Quelles sont les conditions demandées par Kim Jung Un ? Celles-ci sont-elles réalistes dans la perspective d’un accord avec les Etats Unis ?

Actuellement, seul l’accord d’armistice signé en 1953 entre la Corée du Nord et l’ONU est en vigueur. Depuis des décennies, Pyongyang demande qu’il soit remplacé par un traité de paix, mais assortit ses demandes de revendications considérées comme inacceptables par les autres pays concernés. Dans le contexte actuel, les demandes du Nord sont plus limitées, mais reviennent toujours aux mêmes exigences, au nom de la garantie de la sécurité du Nord, qui -en fait- est largement la sécurité du régime des Kim. Les deux principales et les plus immédiates sont l’arrêt des exercices communs Etats-Unis/Corée du Sud et la cessation de la protection nucléaire du Sud par les Etats Unis. Les grands exercices annuels qui se tiennent habituellement en Février ont été reportés au 1er avril, pour faciliter la tenue des Jeux Olympiques d’hiver. Ils ont aussi été largement réduits, dans la durée comme dans l’ampleur. On saura lundi s’ils sont maintenus et quelles sont les réactions de la Corée du Nord, qui a déjà proféré des menaces relativement limitées. On peut supposer que, si l’exercice est maintenu, quelques missiles seront « expérimentés ». Par contre et sur le long terme, on imagine mal les Etats-Unis cesser de «protéger» le Sud, qui est un allié au plein sens du terme, ce qui implique le maintien d’une forte présence militaire (près de 30.000 GI) et du «parapluie» nucléaire.

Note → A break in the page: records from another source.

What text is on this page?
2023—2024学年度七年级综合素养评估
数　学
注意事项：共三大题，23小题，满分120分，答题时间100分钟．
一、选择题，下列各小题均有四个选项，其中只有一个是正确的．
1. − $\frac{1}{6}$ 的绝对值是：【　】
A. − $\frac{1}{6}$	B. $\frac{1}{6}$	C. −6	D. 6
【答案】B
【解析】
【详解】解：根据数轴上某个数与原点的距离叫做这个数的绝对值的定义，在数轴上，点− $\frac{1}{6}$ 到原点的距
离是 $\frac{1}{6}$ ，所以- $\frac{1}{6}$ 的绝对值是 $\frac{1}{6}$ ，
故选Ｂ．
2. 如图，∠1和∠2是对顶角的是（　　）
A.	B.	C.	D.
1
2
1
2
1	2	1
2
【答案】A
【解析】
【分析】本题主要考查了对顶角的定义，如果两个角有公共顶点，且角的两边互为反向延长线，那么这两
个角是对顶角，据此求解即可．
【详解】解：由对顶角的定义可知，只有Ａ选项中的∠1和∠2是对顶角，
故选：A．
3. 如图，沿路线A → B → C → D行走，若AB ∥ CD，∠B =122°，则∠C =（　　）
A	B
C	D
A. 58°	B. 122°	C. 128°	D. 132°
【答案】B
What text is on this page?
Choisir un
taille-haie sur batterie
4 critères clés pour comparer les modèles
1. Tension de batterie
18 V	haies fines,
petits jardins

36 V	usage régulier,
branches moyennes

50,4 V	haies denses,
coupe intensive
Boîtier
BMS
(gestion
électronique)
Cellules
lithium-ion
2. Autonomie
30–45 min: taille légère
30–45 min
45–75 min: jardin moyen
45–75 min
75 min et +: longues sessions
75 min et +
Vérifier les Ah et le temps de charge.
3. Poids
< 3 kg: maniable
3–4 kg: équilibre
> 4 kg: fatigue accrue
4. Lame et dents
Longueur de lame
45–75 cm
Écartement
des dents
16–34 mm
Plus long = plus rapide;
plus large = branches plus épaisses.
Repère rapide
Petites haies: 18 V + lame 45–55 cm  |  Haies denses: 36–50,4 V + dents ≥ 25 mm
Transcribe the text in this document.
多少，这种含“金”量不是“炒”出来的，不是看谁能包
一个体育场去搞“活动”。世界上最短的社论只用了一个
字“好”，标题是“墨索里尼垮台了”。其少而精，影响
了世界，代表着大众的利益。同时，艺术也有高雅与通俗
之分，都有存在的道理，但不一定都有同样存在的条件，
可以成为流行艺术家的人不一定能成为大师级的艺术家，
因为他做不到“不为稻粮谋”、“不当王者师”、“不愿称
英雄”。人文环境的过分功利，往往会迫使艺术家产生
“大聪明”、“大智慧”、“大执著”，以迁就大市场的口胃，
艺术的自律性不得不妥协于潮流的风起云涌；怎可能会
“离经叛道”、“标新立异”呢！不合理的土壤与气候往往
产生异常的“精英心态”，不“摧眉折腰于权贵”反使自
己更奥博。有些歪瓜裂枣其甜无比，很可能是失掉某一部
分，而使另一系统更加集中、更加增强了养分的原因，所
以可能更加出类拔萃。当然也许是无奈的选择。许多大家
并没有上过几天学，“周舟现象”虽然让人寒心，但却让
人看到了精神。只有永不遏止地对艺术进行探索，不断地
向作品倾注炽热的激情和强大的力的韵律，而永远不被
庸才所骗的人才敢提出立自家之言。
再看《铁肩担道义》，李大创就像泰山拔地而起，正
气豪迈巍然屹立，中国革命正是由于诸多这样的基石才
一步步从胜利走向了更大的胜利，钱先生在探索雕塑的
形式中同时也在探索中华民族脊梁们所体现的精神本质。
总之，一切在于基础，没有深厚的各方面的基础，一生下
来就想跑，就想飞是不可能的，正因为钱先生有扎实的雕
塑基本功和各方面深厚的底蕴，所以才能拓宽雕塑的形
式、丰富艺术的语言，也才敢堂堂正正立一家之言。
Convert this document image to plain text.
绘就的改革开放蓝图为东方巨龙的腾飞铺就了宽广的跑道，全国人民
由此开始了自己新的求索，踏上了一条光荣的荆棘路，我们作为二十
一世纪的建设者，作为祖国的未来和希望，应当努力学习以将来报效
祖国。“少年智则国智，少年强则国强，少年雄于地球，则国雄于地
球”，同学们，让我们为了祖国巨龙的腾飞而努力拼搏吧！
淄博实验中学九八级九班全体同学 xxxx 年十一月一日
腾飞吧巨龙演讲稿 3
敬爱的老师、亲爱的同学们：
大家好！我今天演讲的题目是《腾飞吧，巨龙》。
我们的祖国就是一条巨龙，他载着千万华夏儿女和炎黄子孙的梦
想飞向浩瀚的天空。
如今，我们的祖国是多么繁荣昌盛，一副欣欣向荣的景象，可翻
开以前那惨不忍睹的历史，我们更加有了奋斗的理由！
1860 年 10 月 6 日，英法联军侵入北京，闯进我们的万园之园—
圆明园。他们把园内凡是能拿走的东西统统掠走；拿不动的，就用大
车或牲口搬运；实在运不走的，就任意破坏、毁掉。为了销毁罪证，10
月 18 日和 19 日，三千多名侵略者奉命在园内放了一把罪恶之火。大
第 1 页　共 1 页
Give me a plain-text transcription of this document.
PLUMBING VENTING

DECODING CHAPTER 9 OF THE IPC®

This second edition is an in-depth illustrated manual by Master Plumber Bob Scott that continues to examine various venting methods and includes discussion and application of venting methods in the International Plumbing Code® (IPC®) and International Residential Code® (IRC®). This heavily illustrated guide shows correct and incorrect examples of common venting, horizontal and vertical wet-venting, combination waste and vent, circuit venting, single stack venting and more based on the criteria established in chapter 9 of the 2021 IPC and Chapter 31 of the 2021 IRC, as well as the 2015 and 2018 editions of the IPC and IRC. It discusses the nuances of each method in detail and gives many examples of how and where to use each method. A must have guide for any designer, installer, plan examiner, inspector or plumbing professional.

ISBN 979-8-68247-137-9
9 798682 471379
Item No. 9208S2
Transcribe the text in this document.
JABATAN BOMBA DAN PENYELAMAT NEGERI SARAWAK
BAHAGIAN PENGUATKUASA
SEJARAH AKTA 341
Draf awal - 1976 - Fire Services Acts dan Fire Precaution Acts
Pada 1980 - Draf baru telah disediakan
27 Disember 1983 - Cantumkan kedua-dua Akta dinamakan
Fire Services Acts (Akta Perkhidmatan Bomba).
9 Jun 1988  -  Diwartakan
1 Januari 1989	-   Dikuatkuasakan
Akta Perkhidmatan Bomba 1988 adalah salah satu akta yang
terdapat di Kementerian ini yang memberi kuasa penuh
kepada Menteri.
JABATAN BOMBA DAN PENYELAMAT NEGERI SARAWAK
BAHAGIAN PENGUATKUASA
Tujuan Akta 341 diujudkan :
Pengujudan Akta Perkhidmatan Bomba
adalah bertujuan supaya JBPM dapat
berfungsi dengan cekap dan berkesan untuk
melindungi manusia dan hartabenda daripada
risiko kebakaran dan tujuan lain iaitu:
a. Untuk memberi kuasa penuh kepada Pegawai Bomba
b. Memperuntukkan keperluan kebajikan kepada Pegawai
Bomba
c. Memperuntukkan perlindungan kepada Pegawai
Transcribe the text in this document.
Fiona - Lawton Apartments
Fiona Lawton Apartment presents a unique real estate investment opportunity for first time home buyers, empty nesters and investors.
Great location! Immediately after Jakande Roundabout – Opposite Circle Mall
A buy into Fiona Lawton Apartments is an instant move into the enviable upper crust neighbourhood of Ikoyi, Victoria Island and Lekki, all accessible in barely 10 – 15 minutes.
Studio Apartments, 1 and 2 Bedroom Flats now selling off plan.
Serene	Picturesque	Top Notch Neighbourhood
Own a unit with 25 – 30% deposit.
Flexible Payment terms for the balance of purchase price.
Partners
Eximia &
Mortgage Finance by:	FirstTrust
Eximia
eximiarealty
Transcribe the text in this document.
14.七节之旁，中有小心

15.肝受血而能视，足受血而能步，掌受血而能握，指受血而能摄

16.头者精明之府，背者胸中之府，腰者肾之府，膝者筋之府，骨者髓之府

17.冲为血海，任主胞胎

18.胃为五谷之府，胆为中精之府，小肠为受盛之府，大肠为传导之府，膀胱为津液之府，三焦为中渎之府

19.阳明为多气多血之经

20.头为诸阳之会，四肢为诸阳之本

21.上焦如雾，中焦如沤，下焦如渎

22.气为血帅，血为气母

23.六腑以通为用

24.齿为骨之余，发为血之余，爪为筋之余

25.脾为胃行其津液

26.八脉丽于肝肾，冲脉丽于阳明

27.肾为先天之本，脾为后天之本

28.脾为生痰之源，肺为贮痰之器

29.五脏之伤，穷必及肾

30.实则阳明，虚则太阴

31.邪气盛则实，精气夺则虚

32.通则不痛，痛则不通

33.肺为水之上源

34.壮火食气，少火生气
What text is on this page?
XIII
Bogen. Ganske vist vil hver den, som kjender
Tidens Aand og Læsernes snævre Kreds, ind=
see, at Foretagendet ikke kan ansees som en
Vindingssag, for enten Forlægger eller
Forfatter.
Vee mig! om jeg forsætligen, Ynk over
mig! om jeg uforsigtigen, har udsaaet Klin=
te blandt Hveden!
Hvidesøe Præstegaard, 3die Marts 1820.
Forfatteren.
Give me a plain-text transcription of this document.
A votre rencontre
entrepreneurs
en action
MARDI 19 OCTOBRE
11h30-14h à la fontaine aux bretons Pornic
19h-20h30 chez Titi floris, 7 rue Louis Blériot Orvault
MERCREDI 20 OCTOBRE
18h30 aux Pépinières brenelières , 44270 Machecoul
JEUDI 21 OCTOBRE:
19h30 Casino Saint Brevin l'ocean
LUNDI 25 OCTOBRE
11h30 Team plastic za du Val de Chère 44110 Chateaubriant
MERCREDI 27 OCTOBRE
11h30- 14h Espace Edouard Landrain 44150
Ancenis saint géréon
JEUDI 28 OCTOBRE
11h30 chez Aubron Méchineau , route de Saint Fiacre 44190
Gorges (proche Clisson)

Comment anticiper la suite, notamment dans la perspective d’une prochaine visite de Xi Jinping à Pyongyang ? Donald Trump pourrait-il être en passe d’obtenir un résultat là ou ses prédécesseurs ont échoué ?

Une visite de Xi Jinping à Pyongyang est toujours possible et il semble que, formellement, l’invitation ait été acceptée. Toutefois, ces visites (publiques du moins) de hautes responsables chinois sont très rares, la dernière d’un Président (Hu Jintao) ayant eu lieu en 2005.

Il est difficile de dire ce que sera la suite. Principalement parce que la diplomatie traditionnelle n’est plus à la manœuvre, et qu’elle a été remplacée par un jeu complexe où trois interlocuteurs jouent en permanence, lors de rencontres bilatérales d’où ne sortent que des rumeurs ou des déclarations convenues ou par le biais de déclarations à distance.
On peut simplement constater que deux grands résultats ont d’ores et déjà été obtenus.

Pékin a cessé de soutenir Pyongyang et les essais balistiques et nucléaires se sont limités à la validation des recherches qui avaient eu lieu en toute tranquillité pendant la période de « patience stratégique » du mandat Obama. Dans la mesure où la Corée du Nord garde l’essentiel de ses capacités de nuisance et de production d’armes de destruction massive, on est encore loin d’un résultat sur le long terme. Par ailleurs, le passé a démontré que les espoirs, comme on en a connu entre autres sous l’administration Clinton, peuvent ne pas se concrétiser dès que les positions de fermeté sont abandonnées. Mais on peut quand même avancer l’administration Trump a, à ce jour et sur ce dossier, obtenu bien davantage, de la Chine en particulier que toutes celles qui l’ont précédé depuis 1993.